Despite the establishment of systematic…


Despite the establishment of systematic antibiotic protections, surgical site infections (SSI) still cause complications after surgery. The reported rates for SSI are usually 2-5%, and sometimes this rate is even higher.

The presence of foreign materials increases the risk of infection. For this reason, pathogens originating from the skin flora can easily penetrate the tissue with the help of capillarity After binding to the suture surfaces, proliferation of pathogens and biofilm formation therein make treatment difficult. Anti-bacterial sutures can be used to prevent this process.

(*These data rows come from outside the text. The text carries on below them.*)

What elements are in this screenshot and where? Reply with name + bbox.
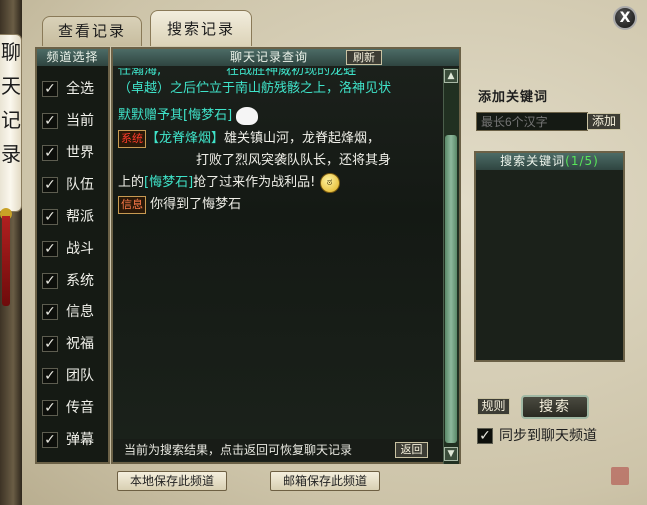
channel-item-whisper[interactable]: ✓ 传音 — [40, 393, 108, 423]
chat-log-title: 聊天记录查询 — [230, 50, 309, 64]
checkbox[interactable]: ✓ — [42, 336, 58, 352]
checkbox[interactable]: ✓ — [42, 368, 58, 384]
search-button[interactable]: 搜索 — [521, 395, 589, 419]
channel-label: 系统 — [66, 273, 94, 289]
checkbox[interactable]: ✓ — [42, 177, 58, 193]
refresh-button[interactable]: 刷新 — [346, 50, 382, 65]
channel-item-danmaku[interactable]: ✓ 弹幕 — [40, 425, 108, 455]
checkbox[interactable]: ✓ — [42, 304, 58, 320]
keyword-input[interactable] — [476, 112, 588, 131]
tab-search-records[interactable]: 搜索记录 — [150, 10, 252, 46]
bunny-emoji-icon — [236, 106, 259, 125]
chat-messages: 任瀚海, 在战胜神威初现的龙蛙 （卓越）之后伫立于南山舫残骸之上，洛神见状 默默… — [118, 68, 440, 436]
channel-item-all[interactable]: ✓ 全选 — [40, 74, 108, 104]
sync-label: 同步到聊天频道 — [499, 428, 597, 444]
channel-item-guild[interactable]: ✓ 帮派 — [40, 202, 108, 232]
channel-label: 帮派 — [66, 209, 94, 225]
checkbox[interactable]: ✓ — [42, 113, 58, 129]
chat-line: 默默赠予其[悔梦石] — [118, 105, 259, 127]
channel-item-info[interactable]: ✓ 信息 — [40, 297, 108, 327]
checkbox[interactable]: ✓ — [42, 145, 58, 161]
side-title-char: 记 — [1, 108, 21, 132]
emoji-face-icon: ಠ — [319, 172, 340, 193]
channel-label: 队伍 — [66, 177, 94, 193]
channel-item-system[interactable]: ✓ 系统 — [40, 266, 108, 296]
side-title-scroll: 聊 天 记 录 — [0, 34, 22, 212]
channel-label: 全选 — [66, 81, 94, 97]
return-button[interactable]: 返回 — [395, 442, 428, 458]
keyword-list-panel — [474, 151, 625, 362]
checkbox[interactable]: ✓ — [42, 400, 58, 416]
side-title-char: 录 — [1, 142, 21, 166]
scroll-down-icon[interactable]: ▼ — [444, 447, 458, 461]
tassel-icon — [2, 216, 10, 306]
info-tag: 信息 — [118, 195, 146, 214]
add-keyword-title: 添加关键词 — [478, 90, 549, 105]
checkbox[interactable]: ✓ — [42, 81, 58, 97]
tab-view-records[interactable]: 查看记录 — [42, 16, 142, 46]
chat-line: 打败了烈风突袭队队长，还将其身 — [196, 153, 392, 168]
checkbox[interactable]: ✓ — [42, 273, 58, 289]
channel-item-team[interactable]: ✓ 队伍 — [40, 170, 108, 200]
chat-line: 上的[悔梦石]抢了过来作为战利品! ಠ — [118, 172, 340, 194]
channel-label: 世界 — [66, 145, 94, 161]
channel-label: 弹幕 — [66, 432, 94, 448]
channel-label: 团队 — [66, 368, 94, 384]
side-title-char: 天 — [1, 74, 21, 98]
keyword-list-header: 搜索关键词(1/5) — [476, 153, 623, 170]
keyword-count: (1/5) — [565, 154, 599, 168]
channel-item-combat[interactable]: ✓ 战斗 — [40, 234, 108, 264]
rules-button[interactable]: 规则 — [477, 398, 510, 415]
scroll-up-icon[interactable]: ▲ — [444, 69, 458, 83]
checkbox[interactable]: ✓ — [42, 209, 58, 225]
channel-item-world[interactable]: ✓ 世界 — [40, 138, 108, 168]
channel-label: 战斗 — [66, 241, 94, 257]
sync-checkbox[interactable]: ✓ — [477, 428, 493, 444]
checkbox[interactable]: ✓ — [42, 241, 58, 257]
save-mail-button[interactable]: 邮箱保存此频道 — [270, 471, 380, 491]
search-result-notice: 当前为搜索结果，点击返回可恢复聊天记录 — [124, 443, 353, 457]
channel-item-raid[interactable]: ✓ 团队 — [40, 361, 108, 391]
checkbox[interactable]: ✓ — [42, 432, 58, 448]
close-button[interactable]: X — [613, 6, 637, 30]
channel-label: 当前 — [66, 113, 94, 129]
chat-line: 系统 【龙脊烽烟】雄关镇山河，龙脊起烽烟， — [118, 128, 380, 150]
channel-item-blessing[interactable]: ✓ 祝福 — [40, 329, 108, 359]
scrollbar-thumb[interactable] — [445, 135, 457, 443]
save-local-button[interactable]: 本地保存此频道 — [117, 471, 227, 491]
channel-label: 信息 — [66, 304, 94, 320]
channel-label: 传音 — [66, 400, 94, 416]
channel-item-current[interactable]: ✓ 当前 — [40, 106, 108, 136]
channel-label: 祝福 — [66, 336, 94, 352]
chat-line: （卓越）之后伫立于南山舫残骸之上，洛神见状 — [118, 81, 392, 96]
seal-icon — [611, 467, 629, 485]
keyword-list-title: 搜索关键词 — [500, 154, 566, 168]
system-tag: 系统 — [118, 129, 146, 148]
side-title-char: 聊 — [1, 40, 21, 64]
channel-panel-header: 频道选择 — [37, 49, 108, 66]
chat-line: 信息 你得到了悔梦石 — [118, 194, 241, 216]
add-keyword-button[interactable]: 添加 — [587, 113, 621, 130]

In vitro studies using triclosan for anti-bacterial sutures have shown that triclosan is highly effective in defending against various bacterial pathogens. It also proved a low infection rate in in vivo studies. However, the main disadvantage of using triclosan is that its use is for cosmetic, hygiene and household products. The first research groups reported triclosan resistant bacteria and potential partial selection warnings. Thus, new alternatives were searched and chlorhexidine was selected for antimicrobial preparation of the surgical suture. This antiseptic is highly effective against broad spectrum and clinically dangerous bacteria such as Staphylococcus aureus. The known spectrum of chlorhexidine has been proven in various medical applications such as antiseptic use for mouth and skin and coating of medical devices.

It has been tested whether it is feasible to use slow release carrier systems, which is a new technology to increase antibacterial efficacy. Fatty acids form a lubricating film and reduce the effects of sutures on unwanted sewing. The low solubility of such drug release systems in aqueous media allows the slow release of fatty acid carriers. Palmitic and lauric acid have been chosen as fatty acids.

Various types of coatings have been developed in different concentrations based on chlorhexidine with lauric and palmitic acid in the process of durable dip coating. Cytotoxicity tests were performed using the tensile strengths of the coated sutures, drug releases, antimicrobial effects against S. aureus, and WST 1 assay.

The tensile strength of coated PGA sutures was only influenced by negligible extent in the ethanol-based immersion coating process. All coated sutures undergoing this process showed much higher maximum strength values than required by the Pharmaceutical Europe Standards. It has a much higher strength than the standard. This means that the resistance values of the new coated sutures can be compared to commercial sutures. As a result, no delamination is expected when pulling the sutures from the tissue.

Released drug concentration in PBS for chlorhexidine coated sutures showed a continuous drug release for 96 hours with initial rapid release slowing down significantly after 7 hours. In general, drug release should be as slow as possible, but for long-term protection of coated biomaterial, the antimicrobial effect must be long enough to prevent pathogenesis. The drug release depends on the drug concentration in the coating. The drug carriers mentioned showed a slower drug release, showing a similar microbial effect to the palmitic acid coating lauric acid coating. Moreover, chlorhexidine is released in less than palmitic acid coating. Therefore, sutures coated with a palmitic acid carrier should have a longer in vivo protection potential than the coating using a lauric acid carrier.

The newly coated sutures showed a high antimicrobial effect in agar diffusion tests against S. aureus. Coated sutures formed more than 24 hours of inhibition zones and showed excess activity over several days. The release of chlorhexidine, determined by the inhibition regions, is faster in the first days compared to triclosan because the solubility is higher in aqueous media compared to PBS or agar. This rapid consumption of the materials in the sutures causes premature leaching of inhibition zones. On the other hand, this situation may be useful to prevent early tissue infection. The long-term effects of chlorhexidine-coated sutures against S. aureus lasted up to 5 days at high levels. With regard to drug concentrations, the extent of inhibition zones over time is not very different.

Coated sutures also showed acceptable cytotoxicity at 11 mg / cm , independently of the use of fatty acids in the lowest drug concentration. According to ISO 10993-5: 2009, such sutures should fulfill the non-cytotoxicity required for at least 70% of the persistent metabolic activity of L-929 cells. Thus, 11 μg / ml chlorhexidine-coated sutures are potentially useful for future clinical and human in vivo studies.

In general, it is defined that the antimicrobial-coated suture is strongly associated with the cytotoxicity of the active conjugate attached. The ability to improve biocompatibility with promising drug concentrations without sacrificing high antimicrobial activity seems promising.